Molecular analysis of several recombination hot spots in yeast has provided compelling evidence that DSBs formed in these regions serve to initiate meiotic recombination (9, 26, 31, 49, 50). The enzyme that catalyzes DSB formation has recently been identified as the Spo11 protein, which has considerable sequence identity to the A subunit of archaeal topoisomerase VI; Spo11 becomes covalently attached to the 5′ end of the DNA molecule that has experienced DSB formation (3, 22). Mutational analysis of yeast meiosis has identified a number of other genes—including the RAD51-57 series, DMC1, MRE2, and MRE11—that are then crucial for the recombinational repair of the DSBs thus formed. Recent genetic studies have also implicated additional proteins that must interact with Rad51 and Rad52 proteins for efficient DSB repair (10). These findings, in conjunction with the results reported in our present study, lead us to propose that Hop1 plays a prominent role in meiotic DSB repair and recombination in vivo. Of the many genes essential for meiotic recombination in yeast, several specify proteins that are homologous to Escherichia coli RecA; these genes include RAD51, RAD55, RAD57, and DMC1 (2, 4, 23, 28). Like RecA protein, Rad51 protein polymerizes on single-stranded DNA in the presence of ATP to form helical nucleoprotein filaments that catalyze the formation of heteroduplex DNA in vitro (30, 42). By virtue of its homology to RecA, it has been proposed that Dmc1 also assembles on DNA, alone or together with Rad51, to produce nucleoprotein filaments (4, 30). The view that Dmc1 and Rad51 act in parallel in meiotic recombination is consistent with their colocalization in a punctate staining pattern during meiotic prophase (4). In hop1 mutants, such foci of Dmc1 localization arose at a later stage than usual and were only faintly detected in comparison with controls (4), indicating that Hop1 may act in some manner to modulate the formation or processing of DSBs.

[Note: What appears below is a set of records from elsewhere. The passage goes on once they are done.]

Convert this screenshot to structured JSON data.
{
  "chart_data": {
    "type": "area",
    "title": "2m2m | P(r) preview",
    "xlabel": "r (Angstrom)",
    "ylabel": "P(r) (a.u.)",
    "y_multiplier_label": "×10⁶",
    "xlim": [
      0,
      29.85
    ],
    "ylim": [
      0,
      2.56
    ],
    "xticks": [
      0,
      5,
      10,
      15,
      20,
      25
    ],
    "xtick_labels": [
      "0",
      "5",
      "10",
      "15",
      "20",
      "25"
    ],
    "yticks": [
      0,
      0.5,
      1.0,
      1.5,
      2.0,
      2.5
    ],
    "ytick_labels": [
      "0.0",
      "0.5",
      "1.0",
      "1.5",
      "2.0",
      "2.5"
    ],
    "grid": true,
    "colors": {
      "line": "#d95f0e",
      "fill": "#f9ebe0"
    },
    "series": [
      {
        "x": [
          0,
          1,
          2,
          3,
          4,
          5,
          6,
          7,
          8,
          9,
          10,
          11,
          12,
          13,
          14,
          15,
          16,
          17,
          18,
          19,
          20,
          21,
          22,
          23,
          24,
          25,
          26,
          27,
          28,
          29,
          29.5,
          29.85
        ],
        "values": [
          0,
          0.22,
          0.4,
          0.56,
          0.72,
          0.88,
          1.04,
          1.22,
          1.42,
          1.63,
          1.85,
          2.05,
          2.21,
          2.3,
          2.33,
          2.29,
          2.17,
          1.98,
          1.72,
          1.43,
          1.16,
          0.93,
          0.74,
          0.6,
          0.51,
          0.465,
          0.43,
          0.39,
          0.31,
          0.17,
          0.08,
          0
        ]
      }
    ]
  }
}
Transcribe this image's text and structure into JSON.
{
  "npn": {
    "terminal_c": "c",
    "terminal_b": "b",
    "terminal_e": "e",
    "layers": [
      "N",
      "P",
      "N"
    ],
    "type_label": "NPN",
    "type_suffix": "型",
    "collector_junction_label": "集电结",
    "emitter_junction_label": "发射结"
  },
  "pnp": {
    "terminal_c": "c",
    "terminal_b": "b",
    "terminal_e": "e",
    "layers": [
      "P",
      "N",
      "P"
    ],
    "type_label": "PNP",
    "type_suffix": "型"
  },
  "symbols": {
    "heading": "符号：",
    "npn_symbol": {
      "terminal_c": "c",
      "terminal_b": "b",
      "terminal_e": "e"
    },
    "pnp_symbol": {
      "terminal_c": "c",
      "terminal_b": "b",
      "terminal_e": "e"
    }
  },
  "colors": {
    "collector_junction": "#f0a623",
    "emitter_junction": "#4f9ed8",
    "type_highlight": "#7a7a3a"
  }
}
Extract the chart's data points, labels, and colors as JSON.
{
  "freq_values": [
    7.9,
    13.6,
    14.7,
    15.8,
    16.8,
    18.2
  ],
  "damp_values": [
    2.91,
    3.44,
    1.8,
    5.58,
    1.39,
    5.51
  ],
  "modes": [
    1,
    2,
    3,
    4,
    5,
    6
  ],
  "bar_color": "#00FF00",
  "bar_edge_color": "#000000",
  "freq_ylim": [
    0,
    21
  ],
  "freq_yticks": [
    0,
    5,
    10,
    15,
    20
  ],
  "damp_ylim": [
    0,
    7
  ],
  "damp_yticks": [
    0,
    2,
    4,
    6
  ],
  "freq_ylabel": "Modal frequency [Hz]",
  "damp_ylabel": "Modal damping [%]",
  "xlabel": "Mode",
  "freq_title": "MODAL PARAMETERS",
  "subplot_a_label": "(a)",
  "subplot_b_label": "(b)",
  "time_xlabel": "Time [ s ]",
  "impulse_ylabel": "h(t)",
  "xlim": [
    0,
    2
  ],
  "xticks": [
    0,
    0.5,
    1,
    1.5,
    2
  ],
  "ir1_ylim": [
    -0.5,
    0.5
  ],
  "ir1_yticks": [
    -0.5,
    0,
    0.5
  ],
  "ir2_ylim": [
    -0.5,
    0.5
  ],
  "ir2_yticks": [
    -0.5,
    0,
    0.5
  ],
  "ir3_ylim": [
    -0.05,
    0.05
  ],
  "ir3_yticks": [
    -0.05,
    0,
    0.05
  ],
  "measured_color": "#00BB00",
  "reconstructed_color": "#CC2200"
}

In light of these observations, we suggest that Hop1 binds at or near sites of DSB formation, serving both to modulate the initial cleavage and to delimit the extent of resection of the 5′ strands at the broken ends (Fig. 10). Single-stranded DNA, to which Hop1 binds much less strongly, might remain free for interaction with single-stranded-DNA-binding proteins, such as Rad51 and Dmc1, which in turn would target strand invasion within the homolog. It may also be the case, of course, that Hop1 directly recruits to the DSB other proteins that are required for enzymatic and/or structural roles in DNA repair during meiotic synapsis and recombination.

FIG. 10.

Hypothetical mechanism for the involvement of Hop1 in DSB repair. The cleavage of duplex DNA, presumably at a hot spot by the meiosis-specific Spo11 endonuclease, and resection of 5′ ends generate long 3′ single-stranded tails. Rad51 (ovals), Dmc1 (squares), and possibly other proteins that participate in recombinational repair may polymerize on the adjacent single-stranded DNA either individually or in combination. By binding more strongly to duplex DNA, Hop1 (circles) may regulate the extent of resection and/or other aspects of DSB formation and processing.